- Directed by: James Bolton
- Written by: James Bolton
- Produced by: Chris Monlux
- Starring: Brent Fellows, Gio Black Peter
- Cinematography: Judy Irola
- Edited by: Elizabeth Edwards
- Music by: Stephin Merritt
- Distributed by: Picture This! Entertainment
- Release dates: 12 June 2000 (San Francisco, California);
- Running time: 86 minutes

= Eban and Charley =

Eban and Charley is a 2000 independent drama film written and directed by James Bolton. It follows the romantic relationship between Eban (Brent Fellows), a 29-year-old gay man, and Charley (Gio Black Peter), a 14-year-old boy. Despite being about a very controversial topic (namely, age disparity in sexual relationships), the film addresses these issues in a low-key, relaxed manner. The film also addresses the consequences that Eban and Charley's relationship provokes with their parents. Its plot is based on an incident in which one of Bolton's friends was dumped by his older boyfriend, because their parents did not approve of their age disparity.

==Cast==
- Brent Fellows as Eban
- Gio Black Peter as Charley
- Nolan V. Chard as Charley's father
- Ron Upton as Eban's father
- Ellie Nicholson as Sunshine
- Drew Zeller as Kevin
- Pam Munter as Eban's mother

==Soundtrack==

The soundtrack to Eban and Charley was written and recorded by The Magnetic Fields' Stephin Merritt. The soundtrack album was released on January 22, 2002 on Merge Records, and was Merritt's first recording under his birth name. Merritt told Rolling Stone that he wanted to keep the music to the film open-ended, saying of the film, "If it was a love story it would be gushy strings, and if it were a horror show it would be horn blasts, so I decided to go a third way."
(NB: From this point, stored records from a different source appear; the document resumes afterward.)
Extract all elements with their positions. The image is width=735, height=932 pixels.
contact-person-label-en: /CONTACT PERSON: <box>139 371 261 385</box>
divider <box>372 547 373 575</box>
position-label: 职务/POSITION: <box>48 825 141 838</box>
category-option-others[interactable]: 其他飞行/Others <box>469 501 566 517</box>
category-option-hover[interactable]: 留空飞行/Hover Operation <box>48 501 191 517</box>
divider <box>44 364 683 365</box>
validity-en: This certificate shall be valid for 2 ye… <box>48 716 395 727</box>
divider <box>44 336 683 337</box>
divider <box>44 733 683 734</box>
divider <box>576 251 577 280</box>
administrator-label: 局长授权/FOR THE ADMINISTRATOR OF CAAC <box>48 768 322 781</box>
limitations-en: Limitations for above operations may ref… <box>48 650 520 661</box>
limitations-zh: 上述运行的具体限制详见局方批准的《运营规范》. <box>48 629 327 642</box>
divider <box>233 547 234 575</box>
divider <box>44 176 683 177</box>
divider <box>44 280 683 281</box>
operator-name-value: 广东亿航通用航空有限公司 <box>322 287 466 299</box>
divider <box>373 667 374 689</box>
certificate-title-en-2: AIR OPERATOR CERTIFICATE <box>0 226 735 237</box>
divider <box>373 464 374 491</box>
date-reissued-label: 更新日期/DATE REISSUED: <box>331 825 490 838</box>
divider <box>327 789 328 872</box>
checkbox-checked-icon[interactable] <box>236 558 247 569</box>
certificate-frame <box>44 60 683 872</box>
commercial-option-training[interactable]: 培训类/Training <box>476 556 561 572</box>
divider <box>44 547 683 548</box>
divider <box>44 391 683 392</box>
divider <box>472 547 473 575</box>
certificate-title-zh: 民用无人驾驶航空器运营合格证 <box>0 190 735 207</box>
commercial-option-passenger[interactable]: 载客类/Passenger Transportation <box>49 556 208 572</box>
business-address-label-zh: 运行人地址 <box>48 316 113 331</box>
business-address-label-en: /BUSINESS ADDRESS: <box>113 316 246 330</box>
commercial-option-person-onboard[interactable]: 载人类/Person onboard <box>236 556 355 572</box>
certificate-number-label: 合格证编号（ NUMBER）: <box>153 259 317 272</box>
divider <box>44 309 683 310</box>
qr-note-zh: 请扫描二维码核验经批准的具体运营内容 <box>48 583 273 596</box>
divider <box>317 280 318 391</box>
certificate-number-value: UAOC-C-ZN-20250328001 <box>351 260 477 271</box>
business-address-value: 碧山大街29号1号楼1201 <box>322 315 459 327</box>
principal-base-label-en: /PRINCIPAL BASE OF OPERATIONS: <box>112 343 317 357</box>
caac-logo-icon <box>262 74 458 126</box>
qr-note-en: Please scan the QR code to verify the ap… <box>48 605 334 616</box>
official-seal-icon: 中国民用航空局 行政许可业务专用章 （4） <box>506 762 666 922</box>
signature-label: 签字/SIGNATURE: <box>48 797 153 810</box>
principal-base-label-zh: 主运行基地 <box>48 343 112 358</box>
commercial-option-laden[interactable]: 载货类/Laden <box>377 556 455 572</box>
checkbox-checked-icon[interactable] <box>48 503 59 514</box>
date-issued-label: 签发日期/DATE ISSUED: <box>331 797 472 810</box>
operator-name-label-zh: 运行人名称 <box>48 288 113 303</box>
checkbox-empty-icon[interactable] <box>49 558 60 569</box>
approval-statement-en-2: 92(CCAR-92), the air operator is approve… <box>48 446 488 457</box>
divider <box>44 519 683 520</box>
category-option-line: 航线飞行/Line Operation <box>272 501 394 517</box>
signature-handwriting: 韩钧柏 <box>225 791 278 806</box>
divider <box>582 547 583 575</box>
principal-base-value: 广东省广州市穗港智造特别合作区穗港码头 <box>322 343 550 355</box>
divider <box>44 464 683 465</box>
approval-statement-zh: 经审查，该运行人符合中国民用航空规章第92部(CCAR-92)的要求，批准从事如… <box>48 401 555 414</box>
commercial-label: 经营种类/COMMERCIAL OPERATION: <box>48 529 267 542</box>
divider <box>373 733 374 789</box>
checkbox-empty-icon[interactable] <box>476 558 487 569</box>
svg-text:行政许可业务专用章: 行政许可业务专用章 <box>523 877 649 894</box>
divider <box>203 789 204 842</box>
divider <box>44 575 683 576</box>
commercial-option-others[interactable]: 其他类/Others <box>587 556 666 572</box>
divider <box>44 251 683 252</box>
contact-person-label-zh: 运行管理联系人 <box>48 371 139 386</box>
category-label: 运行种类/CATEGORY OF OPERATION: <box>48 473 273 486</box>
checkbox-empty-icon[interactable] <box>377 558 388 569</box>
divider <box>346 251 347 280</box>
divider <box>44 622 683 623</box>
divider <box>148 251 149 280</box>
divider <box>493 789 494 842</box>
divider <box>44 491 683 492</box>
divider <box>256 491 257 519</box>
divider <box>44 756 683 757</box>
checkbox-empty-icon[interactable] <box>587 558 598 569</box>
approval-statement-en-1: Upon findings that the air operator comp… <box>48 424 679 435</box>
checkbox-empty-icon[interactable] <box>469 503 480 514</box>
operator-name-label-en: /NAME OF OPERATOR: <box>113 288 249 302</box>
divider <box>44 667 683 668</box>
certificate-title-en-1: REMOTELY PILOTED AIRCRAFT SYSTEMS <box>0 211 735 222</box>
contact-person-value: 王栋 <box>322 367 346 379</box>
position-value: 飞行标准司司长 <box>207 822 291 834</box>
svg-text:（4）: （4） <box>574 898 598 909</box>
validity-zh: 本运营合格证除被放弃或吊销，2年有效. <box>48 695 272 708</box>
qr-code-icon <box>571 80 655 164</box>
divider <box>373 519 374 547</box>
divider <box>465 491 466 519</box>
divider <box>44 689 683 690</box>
According to Metacritic, the film's soundtrack album has received generally favorable reviews from critics, with a score of 68 out of 100. Richie Unterberger gave it 3 out of 5 stars in a review he wrote for AllMusic and named it his fifth favorite album of 2001 in his list for Rolling Stone, writing "This soundtrack isn't a major effort from the Magnetic Fields man, but a modest triumph of subdued gloom all the same."

Professional ratings
Aggregate scores
| Source | Rating |
| Metacritic | 68/100 |
Review scores
| Source | Rating |
| AllMusic | Star |
| Los Angeles Times | Star |
| Neumu | 7/10 |
| Pitchfork | 7.3/10 |
| The Rolling Stone Album Guide | Star |
| The Stranger | Star |

===Track listing===
1. Mother –	0:38
2. Cricket Problem –	2:18
3. Some Sunny Day –	1:46
4. O Tannenbaum –	2:05
5. Poppyland –	3:19
6. Drowned Sailors –	1:37
7. Maria Maria Maria –	4:26
8. Titles –	1:28
9. This Little Ukulele –	1:21
10. Tea Party –	1:09
11. Tiny Flying Player Pianos –	1:14
12. Mother Remembered –	0:45
13. Victorian Robots –	2:06
14. Water Torture –	3:02
15. Greensleeves –	2:46
16. Stage Rain –	6:58

==Release==
The film was first released at the Frameline Film Festival (then known as the San Francisco International Lesbian & Gay Film Festival) on June 12, 2000. On December 14, 2001, it was released on video by Picture This! Entertainment. In 2002, it opened at the Cinema Village in New York City.

==Reception==
The film received largely negative reviews from critics. On Rotten Tomatoes, it has a score of 33%, based on 9 critics' reviews, and on Metacritic, it has a score of 30 out of 100, indicating "generally unfavorable reviews," based on 11 reviews.

The New York Times Elvis Mitchell gave the film a 1 out of 5 rating, writing that it "might best be described as preaching to a sparse congregation, or else [Director James] Bolton is simply out to bore people into submission." Ed Park of the Village Voice wrote that "Preachy and humorless, Eban and Charley shocks only by the quality of its numbing solipsism." Maitland McDonagh, writing for TV Guide, gave the film one star out of 4, calling it "earnest but unenlightening" and writing that Bolton "undermines his own carefully balanced presentation of the situation by making 29-year-old Eban so creepy."

The Los Angeles Times Kevin Thomas was more favorable, writing in his review of the film that "Few people will be able to go along with Bolton's point of view regarding relationships between adults and underage youths, but there's no denying the writer-director, in his feature debut, has avoided sensationalism in telling this story." Another favorable review was written in the Chicago Tribune by Patrick Z. McGavin, who gave the film 3 out of 4 stars. McGavin wrote that "The movie is never cheap or sensationalistic, and the performances are finely understated. Though he shot the work on video, Bolton draws on brooding Pacific Northwest locations to excellent effect."